= Trilliant cut =

Gem cut

Patented design of top faceting of the trillion cut diamond (Patent No. D-250,100)

A trilliant cut, sometimes called a trillion, trillian, or Trielle is a triangular type of gemstone cut. The cut has many variations. It may have curved or uncurved sides. The shape of the top surface, or table, also varies. Stones typically have 31-50 facets.

==Creation==
The trilliant cut was introduced by the Asscher brothers in Amsterdam. In the early 1960s Leon Finker created his version on the "triangular brilliant cut diamond", which he called the trillion cut. Finker had a large diamond cutting factory in New York, and Henry Meyer Diamond Company, who was also cutting triangular brilliant diamonds, used the same diamond cutters, though their stones were cut slightly differently.

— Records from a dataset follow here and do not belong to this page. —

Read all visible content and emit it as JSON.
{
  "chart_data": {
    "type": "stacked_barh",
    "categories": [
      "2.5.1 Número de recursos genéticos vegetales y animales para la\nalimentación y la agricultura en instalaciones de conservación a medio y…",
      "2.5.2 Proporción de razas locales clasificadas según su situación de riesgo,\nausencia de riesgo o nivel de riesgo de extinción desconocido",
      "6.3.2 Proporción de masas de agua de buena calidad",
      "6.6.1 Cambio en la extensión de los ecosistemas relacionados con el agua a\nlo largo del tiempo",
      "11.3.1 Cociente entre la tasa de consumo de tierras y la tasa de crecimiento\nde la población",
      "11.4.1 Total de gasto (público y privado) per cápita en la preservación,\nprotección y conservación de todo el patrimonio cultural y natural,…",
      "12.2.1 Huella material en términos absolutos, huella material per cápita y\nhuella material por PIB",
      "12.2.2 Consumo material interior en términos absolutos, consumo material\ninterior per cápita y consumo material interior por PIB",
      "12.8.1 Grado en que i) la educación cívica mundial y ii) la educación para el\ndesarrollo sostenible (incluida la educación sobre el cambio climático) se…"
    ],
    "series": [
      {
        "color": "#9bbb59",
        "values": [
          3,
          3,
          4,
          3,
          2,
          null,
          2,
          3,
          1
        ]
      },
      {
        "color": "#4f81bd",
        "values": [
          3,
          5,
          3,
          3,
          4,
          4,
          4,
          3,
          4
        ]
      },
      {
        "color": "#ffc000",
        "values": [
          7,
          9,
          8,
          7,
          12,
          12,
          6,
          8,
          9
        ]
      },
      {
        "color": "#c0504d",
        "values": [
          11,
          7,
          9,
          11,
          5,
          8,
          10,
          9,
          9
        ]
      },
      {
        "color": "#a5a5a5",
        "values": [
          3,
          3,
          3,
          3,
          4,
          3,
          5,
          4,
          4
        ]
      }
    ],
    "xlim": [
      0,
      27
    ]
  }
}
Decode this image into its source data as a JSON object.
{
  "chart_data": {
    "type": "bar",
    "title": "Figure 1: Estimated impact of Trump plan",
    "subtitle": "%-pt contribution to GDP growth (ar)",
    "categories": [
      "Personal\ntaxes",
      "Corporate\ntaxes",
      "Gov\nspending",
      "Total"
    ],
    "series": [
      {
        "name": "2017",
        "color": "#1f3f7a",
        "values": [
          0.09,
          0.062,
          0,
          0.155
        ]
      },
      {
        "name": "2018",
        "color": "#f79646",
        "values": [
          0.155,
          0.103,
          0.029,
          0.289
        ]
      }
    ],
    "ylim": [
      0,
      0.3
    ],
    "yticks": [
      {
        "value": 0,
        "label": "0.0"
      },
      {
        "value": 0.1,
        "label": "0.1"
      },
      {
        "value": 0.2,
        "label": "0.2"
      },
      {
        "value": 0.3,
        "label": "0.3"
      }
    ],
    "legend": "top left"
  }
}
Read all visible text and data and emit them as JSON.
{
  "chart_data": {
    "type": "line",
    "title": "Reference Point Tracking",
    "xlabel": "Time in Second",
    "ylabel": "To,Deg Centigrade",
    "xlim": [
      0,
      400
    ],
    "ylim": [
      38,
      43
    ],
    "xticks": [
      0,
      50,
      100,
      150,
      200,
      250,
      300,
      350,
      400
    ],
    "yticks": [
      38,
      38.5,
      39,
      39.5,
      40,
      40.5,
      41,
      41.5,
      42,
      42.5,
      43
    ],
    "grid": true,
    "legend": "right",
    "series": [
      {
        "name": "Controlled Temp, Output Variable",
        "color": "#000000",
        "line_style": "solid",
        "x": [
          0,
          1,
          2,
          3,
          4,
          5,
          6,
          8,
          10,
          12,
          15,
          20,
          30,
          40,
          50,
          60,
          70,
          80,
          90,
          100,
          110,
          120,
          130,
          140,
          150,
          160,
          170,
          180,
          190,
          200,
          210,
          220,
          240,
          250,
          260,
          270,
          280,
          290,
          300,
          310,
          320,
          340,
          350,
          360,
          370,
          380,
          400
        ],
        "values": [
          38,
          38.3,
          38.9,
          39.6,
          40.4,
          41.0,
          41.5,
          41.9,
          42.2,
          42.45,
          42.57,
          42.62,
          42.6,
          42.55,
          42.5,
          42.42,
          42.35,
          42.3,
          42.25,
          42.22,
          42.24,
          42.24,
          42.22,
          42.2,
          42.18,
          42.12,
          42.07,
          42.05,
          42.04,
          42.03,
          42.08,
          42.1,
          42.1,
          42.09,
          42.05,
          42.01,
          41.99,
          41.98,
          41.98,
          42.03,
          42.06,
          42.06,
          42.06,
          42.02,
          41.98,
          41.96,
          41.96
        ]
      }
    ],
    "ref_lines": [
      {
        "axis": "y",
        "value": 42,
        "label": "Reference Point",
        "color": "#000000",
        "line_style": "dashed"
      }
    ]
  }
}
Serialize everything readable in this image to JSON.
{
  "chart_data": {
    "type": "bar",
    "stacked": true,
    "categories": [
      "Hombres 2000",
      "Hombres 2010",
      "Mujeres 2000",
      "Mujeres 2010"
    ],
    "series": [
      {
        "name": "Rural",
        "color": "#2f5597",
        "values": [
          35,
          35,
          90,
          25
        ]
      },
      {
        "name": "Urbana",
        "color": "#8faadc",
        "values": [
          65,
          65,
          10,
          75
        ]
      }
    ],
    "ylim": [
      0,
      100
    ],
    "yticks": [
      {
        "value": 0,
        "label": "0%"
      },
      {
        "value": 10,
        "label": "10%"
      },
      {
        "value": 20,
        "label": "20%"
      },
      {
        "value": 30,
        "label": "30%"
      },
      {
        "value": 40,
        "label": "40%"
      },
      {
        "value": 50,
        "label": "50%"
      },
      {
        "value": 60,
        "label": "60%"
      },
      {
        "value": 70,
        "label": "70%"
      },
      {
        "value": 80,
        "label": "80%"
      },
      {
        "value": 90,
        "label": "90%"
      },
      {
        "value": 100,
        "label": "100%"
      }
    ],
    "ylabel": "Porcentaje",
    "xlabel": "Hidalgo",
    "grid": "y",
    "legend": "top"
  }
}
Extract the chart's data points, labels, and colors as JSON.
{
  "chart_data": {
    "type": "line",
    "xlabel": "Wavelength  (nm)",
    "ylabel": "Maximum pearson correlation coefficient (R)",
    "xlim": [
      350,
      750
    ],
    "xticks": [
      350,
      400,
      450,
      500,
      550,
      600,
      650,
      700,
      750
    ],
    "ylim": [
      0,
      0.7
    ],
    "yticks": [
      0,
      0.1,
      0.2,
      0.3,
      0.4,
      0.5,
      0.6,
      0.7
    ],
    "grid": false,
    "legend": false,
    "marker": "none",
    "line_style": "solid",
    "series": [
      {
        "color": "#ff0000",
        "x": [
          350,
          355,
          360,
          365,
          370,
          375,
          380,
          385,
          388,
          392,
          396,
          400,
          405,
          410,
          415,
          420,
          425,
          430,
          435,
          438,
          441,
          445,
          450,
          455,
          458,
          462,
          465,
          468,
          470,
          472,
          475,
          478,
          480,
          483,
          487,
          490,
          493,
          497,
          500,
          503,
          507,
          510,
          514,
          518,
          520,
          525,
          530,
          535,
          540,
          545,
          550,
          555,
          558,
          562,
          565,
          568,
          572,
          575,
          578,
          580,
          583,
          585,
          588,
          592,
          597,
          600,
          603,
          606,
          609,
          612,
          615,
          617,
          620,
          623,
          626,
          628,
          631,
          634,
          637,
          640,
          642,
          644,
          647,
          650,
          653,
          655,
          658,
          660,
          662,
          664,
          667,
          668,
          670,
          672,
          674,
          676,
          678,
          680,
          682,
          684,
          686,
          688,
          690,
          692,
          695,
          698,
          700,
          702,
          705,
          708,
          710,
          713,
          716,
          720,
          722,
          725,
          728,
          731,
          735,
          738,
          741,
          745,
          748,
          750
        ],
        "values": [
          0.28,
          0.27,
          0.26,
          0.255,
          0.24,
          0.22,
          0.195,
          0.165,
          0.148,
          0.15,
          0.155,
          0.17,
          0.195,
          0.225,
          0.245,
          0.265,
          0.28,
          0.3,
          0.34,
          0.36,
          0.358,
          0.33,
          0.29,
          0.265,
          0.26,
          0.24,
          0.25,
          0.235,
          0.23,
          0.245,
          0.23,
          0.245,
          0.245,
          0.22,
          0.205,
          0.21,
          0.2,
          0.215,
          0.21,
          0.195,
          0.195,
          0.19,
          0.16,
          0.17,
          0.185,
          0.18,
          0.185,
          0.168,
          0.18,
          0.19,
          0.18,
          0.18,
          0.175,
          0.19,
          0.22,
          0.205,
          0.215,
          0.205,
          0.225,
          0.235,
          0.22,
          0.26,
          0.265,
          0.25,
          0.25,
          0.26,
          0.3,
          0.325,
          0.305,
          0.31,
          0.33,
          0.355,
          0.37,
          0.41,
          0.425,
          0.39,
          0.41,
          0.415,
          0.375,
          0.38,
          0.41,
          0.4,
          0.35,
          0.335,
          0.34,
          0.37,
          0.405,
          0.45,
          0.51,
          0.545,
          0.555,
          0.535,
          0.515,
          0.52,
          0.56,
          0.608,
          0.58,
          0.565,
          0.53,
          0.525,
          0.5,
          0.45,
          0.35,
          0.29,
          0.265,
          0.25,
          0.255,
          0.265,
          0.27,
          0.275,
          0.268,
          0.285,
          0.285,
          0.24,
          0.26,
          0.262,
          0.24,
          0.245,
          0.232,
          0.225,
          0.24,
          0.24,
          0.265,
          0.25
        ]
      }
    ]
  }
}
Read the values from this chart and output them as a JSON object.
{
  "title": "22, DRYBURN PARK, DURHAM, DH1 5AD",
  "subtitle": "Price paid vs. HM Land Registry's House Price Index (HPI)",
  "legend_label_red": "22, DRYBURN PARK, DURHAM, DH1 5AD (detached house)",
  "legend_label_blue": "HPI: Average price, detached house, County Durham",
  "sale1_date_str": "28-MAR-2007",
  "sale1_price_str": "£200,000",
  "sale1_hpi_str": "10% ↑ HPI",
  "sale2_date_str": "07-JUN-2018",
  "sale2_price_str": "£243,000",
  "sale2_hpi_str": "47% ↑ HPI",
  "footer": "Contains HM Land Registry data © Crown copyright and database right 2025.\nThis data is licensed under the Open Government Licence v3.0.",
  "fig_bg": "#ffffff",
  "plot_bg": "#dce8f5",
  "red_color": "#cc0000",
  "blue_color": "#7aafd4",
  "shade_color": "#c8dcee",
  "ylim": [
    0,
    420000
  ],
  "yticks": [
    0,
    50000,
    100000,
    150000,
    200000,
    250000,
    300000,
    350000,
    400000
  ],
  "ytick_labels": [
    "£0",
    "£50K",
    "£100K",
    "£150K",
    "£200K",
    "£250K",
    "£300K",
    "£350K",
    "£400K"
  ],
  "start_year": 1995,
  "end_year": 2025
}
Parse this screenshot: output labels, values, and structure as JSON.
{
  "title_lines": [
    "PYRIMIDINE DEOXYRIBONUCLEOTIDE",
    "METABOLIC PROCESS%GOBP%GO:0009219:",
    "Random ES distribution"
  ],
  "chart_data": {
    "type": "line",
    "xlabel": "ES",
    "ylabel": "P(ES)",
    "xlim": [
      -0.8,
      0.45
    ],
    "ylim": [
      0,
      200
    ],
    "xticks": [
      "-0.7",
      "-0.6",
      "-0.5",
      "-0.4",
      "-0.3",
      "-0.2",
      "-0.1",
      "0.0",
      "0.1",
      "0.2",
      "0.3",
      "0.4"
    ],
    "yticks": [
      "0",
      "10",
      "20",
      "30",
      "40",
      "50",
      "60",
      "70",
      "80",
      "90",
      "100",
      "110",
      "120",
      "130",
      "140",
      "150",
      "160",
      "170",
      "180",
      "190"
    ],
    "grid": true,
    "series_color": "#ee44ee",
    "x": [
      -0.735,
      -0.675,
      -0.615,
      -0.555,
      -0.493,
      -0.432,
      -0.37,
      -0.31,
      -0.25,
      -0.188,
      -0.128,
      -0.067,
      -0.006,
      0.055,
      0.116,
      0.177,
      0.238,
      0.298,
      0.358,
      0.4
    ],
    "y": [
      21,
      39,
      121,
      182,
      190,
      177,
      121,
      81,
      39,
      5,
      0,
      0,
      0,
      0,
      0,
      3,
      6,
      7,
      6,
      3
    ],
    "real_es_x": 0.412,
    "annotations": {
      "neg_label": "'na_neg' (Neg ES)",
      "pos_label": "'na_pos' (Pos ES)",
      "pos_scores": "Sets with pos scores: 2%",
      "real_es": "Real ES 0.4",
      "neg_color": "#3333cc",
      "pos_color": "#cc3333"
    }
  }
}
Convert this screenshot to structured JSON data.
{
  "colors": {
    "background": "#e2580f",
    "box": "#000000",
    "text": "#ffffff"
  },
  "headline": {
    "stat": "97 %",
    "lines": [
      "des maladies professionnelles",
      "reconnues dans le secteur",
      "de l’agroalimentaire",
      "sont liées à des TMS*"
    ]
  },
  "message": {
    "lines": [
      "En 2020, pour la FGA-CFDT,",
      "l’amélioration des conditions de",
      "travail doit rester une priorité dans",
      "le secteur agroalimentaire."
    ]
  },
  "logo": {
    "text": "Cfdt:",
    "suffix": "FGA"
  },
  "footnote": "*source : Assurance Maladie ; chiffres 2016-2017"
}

Henry Meyer referred to his diamond cut as "trilliant", while Finker called his cut trillion.

When Finker's son, Marvin Finker, entered the business in the early 1970s, he decided to patent the cut that his father was cutting and he trademarked the term "Trillion" for their now patented triangular brilliant cut diamond.

They used the term "Trillion" and "Trilliant" in a stylized design until they lost the trademark in 1986 when a federal court judge decided that the words "Trillion" and "Trilliant" were phonetically equivalent. Since trilliant was a concatenation of the generic term "triangular brilliant", it could no longer be a registered trademark.

Finker gave the term "trillion" to the trade in a half-page advertisement in the New York Times and announced that their patented cut would be known as Trielle and TRIELLE in a stylized design.

Now that the trademark had been canceled, the term "trillion cut" is used to refer to all triangular-shaped gems, even step cut and cabochon stones. Triangular brilliant and triangular modified brilliant are the generic terms used by GIA when referring to non-branded diamonds.

== Straight ==
The cut displays a very sharp brilliance or fire if the diamond is cut to the correct depth allowing good scintillation. It is generally cut with a 1:14 length to width ratio with straight edges. This straight edged trillion cut is usually used for accent gemstones, on either side of a main, larger stone of a ring.

== Curved ==
This is a softer version of the uncurved version, with three soft points and curved sides. The length to width ratio should still be 1:1, keeping the gemstone proportioned. This cut is unusual, but can be found in pieces as a solitary gem or as an accent gem. The curved triangular brilliant is commonly known as trilliant. A reuleaux triangle has the same ratio.